On leaving the building, Harry found a parking ticket under the windscreen wiper. He took it and his bad mood with him to SS Louise, which was in fact not a steamship but a restaurant in Aker Brygge. Unlike at Schrшder's, they served edible food to solvent customers with office addresses in what somewhat charitably might be called Oslo's Wall Street. Harry had never felt completely at home in Aker Brygge, but perhaps that was because he was Oslo-bred and not a tourist. He exchanged a few words with a waiter, who pointed to a window table.

'Gentlemen, I'm sorry to disturb,' Harry said.

'Ah, finally,' one of the three at the table exclaimed, flicking his fringe back. 'Would you call this wine room temperature, waiter?'

'I'd call it Norwegian red wine decanted into a Clos des Papes bottle,' Harry said.

Taken aback, the Fringe ran his eye down Harry in his dark suit.

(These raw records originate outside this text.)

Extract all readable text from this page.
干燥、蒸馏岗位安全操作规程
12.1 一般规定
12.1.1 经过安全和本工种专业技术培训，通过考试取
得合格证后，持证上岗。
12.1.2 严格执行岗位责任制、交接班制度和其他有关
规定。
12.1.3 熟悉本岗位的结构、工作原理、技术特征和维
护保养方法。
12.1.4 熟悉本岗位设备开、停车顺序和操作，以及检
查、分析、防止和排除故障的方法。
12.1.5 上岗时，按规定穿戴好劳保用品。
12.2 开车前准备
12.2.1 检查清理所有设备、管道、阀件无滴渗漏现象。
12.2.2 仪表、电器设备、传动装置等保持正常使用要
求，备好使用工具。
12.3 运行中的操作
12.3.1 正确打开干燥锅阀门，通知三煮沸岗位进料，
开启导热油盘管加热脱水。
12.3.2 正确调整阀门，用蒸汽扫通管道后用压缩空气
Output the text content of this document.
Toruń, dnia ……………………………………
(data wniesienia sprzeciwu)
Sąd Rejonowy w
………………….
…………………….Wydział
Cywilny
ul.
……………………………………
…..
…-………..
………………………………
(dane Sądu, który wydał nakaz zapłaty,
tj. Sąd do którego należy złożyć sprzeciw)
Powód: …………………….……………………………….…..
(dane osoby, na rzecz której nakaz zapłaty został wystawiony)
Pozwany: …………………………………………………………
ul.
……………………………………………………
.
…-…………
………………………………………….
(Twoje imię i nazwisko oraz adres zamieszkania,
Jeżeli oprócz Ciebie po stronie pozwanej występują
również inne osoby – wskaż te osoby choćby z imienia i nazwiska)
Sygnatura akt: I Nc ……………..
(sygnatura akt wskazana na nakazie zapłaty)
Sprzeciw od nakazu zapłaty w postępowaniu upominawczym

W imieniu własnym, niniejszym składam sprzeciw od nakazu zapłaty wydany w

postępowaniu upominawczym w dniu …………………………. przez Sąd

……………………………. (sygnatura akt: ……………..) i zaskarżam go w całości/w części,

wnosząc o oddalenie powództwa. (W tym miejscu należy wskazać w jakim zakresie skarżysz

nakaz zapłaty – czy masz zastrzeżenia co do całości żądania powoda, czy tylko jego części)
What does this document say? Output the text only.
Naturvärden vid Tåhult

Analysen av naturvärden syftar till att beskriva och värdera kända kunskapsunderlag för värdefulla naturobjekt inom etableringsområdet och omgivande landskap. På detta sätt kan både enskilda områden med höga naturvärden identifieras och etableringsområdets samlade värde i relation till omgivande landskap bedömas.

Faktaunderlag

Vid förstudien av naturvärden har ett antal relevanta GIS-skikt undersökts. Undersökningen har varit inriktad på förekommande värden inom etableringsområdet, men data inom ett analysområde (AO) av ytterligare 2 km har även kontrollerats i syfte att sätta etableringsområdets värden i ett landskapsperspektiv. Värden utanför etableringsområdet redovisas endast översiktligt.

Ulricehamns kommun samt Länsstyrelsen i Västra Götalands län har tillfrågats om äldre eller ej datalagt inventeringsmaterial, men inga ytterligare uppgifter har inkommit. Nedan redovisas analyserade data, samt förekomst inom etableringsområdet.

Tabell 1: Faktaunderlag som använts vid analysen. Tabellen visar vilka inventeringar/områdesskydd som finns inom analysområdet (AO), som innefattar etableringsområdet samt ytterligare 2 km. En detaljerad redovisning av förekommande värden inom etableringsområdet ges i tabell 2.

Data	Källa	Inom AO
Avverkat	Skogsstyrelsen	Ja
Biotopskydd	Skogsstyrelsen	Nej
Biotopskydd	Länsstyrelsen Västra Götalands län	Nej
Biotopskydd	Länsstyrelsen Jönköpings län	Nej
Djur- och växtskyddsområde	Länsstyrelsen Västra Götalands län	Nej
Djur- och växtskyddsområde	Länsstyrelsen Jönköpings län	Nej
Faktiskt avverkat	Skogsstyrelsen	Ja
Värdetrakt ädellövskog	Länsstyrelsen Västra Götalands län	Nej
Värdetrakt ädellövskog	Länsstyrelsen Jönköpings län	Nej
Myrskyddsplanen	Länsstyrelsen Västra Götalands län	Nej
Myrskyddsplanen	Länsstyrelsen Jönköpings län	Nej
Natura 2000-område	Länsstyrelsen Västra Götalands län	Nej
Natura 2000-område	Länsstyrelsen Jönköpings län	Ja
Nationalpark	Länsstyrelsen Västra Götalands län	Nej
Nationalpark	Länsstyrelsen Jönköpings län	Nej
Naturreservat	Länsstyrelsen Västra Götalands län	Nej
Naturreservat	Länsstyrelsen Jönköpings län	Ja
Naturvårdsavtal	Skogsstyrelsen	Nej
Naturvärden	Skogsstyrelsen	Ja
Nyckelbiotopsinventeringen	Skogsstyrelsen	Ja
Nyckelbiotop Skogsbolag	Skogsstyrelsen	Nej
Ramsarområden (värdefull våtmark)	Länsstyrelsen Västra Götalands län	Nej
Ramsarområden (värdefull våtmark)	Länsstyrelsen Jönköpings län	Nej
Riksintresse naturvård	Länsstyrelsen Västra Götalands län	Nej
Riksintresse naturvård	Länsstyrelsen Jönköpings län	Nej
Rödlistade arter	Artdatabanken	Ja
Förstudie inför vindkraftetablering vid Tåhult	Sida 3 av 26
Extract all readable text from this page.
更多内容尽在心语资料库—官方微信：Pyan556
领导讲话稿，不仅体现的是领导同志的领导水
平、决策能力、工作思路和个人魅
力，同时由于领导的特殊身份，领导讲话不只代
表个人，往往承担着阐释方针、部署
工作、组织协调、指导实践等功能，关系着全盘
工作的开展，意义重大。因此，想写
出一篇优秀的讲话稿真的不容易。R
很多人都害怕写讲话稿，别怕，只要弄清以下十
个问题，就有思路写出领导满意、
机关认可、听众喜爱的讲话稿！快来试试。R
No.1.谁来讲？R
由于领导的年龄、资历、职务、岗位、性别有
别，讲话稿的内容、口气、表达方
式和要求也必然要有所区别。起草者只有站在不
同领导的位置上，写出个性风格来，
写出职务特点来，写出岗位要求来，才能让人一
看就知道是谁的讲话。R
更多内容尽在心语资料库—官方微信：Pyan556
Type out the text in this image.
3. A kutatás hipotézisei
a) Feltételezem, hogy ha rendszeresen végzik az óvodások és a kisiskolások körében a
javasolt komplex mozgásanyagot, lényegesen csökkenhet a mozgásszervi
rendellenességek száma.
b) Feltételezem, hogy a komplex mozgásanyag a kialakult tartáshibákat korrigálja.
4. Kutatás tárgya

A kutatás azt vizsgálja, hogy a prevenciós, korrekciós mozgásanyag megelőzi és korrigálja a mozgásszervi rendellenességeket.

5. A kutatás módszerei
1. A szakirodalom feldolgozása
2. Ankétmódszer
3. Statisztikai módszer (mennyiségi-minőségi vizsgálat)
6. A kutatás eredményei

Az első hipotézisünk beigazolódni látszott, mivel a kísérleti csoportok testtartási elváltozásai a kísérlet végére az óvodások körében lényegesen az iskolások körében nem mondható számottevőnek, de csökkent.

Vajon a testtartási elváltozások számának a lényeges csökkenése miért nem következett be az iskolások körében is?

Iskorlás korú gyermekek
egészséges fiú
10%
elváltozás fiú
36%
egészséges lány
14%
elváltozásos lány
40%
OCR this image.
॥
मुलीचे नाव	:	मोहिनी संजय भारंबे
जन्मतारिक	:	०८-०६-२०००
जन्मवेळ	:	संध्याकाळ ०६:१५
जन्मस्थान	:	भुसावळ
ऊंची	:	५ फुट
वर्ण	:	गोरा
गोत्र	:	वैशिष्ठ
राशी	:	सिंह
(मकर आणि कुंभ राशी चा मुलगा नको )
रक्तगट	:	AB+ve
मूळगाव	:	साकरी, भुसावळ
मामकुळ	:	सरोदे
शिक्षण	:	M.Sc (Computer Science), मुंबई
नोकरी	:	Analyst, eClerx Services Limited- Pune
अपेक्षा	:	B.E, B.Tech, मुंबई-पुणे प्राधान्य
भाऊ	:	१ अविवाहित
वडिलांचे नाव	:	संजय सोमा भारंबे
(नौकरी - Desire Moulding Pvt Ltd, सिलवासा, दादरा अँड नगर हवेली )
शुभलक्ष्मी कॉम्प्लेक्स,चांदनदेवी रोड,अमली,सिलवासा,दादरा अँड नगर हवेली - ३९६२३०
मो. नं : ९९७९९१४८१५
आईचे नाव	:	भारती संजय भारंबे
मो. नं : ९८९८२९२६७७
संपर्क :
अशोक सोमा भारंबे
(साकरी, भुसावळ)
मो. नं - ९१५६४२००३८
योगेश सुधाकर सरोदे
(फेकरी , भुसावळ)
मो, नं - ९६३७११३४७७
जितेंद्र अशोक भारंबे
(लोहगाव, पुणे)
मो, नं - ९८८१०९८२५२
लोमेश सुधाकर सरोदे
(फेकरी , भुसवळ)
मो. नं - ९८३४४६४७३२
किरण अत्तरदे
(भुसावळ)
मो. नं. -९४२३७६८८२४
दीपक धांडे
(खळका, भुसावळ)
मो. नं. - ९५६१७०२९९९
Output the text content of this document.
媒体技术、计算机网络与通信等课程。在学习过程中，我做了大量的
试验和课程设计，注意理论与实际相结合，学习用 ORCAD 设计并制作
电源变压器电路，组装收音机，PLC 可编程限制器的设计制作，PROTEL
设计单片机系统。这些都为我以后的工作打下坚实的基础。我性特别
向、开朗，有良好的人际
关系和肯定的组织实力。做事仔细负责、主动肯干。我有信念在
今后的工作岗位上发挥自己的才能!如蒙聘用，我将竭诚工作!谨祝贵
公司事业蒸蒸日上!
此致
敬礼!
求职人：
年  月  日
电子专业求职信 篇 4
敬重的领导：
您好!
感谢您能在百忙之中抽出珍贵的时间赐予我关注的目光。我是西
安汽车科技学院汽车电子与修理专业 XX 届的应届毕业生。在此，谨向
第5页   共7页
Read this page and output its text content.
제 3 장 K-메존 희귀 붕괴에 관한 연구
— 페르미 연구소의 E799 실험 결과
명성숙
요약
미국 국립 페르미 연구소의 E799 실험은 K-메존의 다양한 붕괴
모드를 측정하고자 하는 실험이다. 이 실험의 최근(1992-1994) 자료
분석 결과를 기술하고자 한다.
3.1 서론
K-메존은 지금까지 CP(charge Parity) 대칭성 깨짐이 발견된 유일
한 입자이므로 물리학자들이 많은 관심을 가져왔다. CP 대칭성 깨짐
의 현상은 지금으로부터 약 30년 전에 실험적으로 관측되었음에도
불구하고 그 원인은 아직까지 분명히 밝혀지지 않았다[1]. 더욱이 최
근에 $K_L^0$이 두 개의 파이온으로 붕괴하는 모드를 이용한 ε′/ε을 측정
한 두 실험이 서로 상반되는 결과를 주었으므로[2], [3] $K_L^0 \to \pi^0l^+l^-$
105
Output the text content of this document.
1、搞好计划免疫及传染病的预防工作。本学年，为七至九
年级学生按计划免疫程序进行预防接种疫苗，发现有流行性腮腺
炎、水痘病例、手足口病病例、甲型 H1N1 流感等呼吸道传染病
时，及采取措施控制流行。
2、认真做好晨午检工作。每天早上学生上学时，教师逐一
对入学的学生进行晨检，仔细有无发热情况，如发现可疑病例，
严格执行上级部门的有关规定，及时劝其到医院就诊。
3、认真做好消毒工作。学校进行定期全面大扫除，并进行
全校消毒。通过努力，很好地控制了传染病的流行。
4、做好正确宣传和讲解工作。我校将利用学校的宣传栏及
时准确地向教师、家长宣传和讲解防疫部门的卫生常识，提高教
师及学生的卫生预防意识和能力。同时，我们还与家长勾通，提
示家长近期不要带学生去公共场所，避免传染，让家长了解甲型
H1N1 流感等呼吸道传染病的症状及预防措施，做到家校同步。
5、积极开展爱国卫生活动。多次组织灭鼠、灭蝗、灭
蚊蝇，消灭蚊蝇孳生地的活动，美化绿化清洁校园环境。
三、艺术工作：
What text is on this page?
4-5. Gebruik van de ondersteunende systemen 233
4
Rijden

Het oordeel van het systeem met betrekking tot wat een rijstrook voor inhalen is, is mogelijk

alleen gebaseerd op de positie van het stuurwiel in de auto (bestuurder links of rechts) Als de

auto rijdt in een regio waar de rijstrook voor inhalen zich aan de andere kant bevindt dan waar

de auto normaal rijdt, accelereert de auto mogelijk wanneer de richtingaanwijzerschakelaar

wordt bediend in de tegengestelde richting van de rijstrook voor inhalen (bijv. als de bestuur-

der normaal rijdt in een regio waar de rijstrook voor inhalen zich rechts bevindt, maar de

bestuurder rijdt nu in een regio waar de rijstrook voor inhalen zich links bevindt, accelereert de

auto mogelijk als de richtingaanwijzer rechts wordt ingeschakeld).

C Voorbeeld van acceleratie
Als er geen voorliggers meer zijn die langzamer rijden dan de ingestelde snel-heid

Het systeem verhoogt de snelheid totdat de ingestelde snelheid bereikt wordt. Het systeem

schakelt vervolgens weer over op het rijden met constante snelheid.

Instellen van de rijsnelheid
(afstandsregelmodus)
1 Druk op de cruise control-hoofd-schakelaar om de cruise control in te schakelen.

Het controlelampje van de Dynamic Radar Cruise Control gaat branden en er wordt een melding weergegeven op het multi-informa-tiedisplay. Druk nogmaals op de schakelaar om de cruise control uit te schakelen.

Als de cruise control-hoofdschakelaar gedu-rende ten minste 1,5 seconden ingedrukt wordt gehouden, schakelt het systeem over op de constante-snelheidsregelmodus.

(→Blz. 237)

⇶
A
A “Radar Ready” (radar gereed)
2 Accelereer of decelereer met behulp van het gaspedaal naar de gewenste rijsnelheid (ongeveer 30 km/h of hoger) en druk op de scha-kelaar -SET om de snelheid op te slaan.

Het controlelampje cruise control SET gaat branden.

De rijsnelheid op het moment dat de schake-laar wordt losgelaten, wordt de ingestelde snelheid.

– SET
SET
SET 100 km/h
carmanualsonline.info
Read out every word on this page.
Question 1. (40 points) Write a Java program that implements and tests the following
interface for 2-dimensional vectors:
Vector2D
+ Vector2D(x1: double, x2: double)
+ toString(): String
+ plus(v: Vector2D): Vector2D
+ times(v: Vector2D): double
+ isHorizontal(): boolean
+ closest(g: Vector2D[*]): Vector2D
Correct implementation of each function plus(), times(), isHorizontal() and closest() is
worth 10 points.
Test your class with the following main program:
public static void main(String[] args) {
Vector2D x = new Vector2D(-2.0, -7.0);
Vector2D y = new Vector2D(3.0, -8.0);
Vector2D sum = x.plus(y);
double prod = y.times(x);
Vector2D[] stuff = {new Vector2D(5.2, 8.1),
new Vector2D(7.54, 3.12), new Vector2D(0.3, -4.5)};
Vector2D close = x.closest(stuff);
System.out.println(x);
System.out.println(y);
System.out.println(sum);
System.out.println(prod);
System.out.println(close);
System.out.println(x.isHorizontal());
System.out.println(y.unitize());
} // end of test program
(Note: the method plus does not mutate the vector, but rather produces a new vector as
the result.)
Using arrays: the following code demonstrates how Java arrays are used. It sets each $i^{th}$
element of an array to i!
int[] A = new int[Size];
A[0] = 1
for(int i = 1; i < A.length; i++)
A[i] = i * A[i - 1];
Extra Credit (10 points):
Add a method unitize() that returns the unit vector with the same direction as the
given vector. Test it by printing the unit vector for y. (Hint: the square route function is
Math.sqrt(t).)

'A joke.' Harry smiled. 'I'm a policeman.'

The surprise segued into alarm.

'Not environmental crime.'

Relief segued into question marks. Harry heard boyish laughter and breathed in. He had decided how he was going to do it, but had no idea how it would turn out. 'Arne Albu?'

'That's me,' answered the one who was laughing. He was slim with short, curly, dark hair and laughter lines around his eyes, which told Harry that he laughed a lot and was older than the thirty-five years he would have guessed initially. 'Apologies for the misunderstanding,' he continued, still with laughter in his voice. 'Can I help you, Constable?'

Harry observed him, quickly trying to form a picture of him before going on. The voice was the sonorous variety. Fixed gaze. Shiny white collar behind a tie that was not too loose and not too tight. The fact that he hadn't left it at 'That's me,' but had added an apology and 'Can I help you, Constable?'-with a slightly ironic stress on 'Constable'-suggested that Arne Albu was either very self-confident or had a lot of practice giving that impression.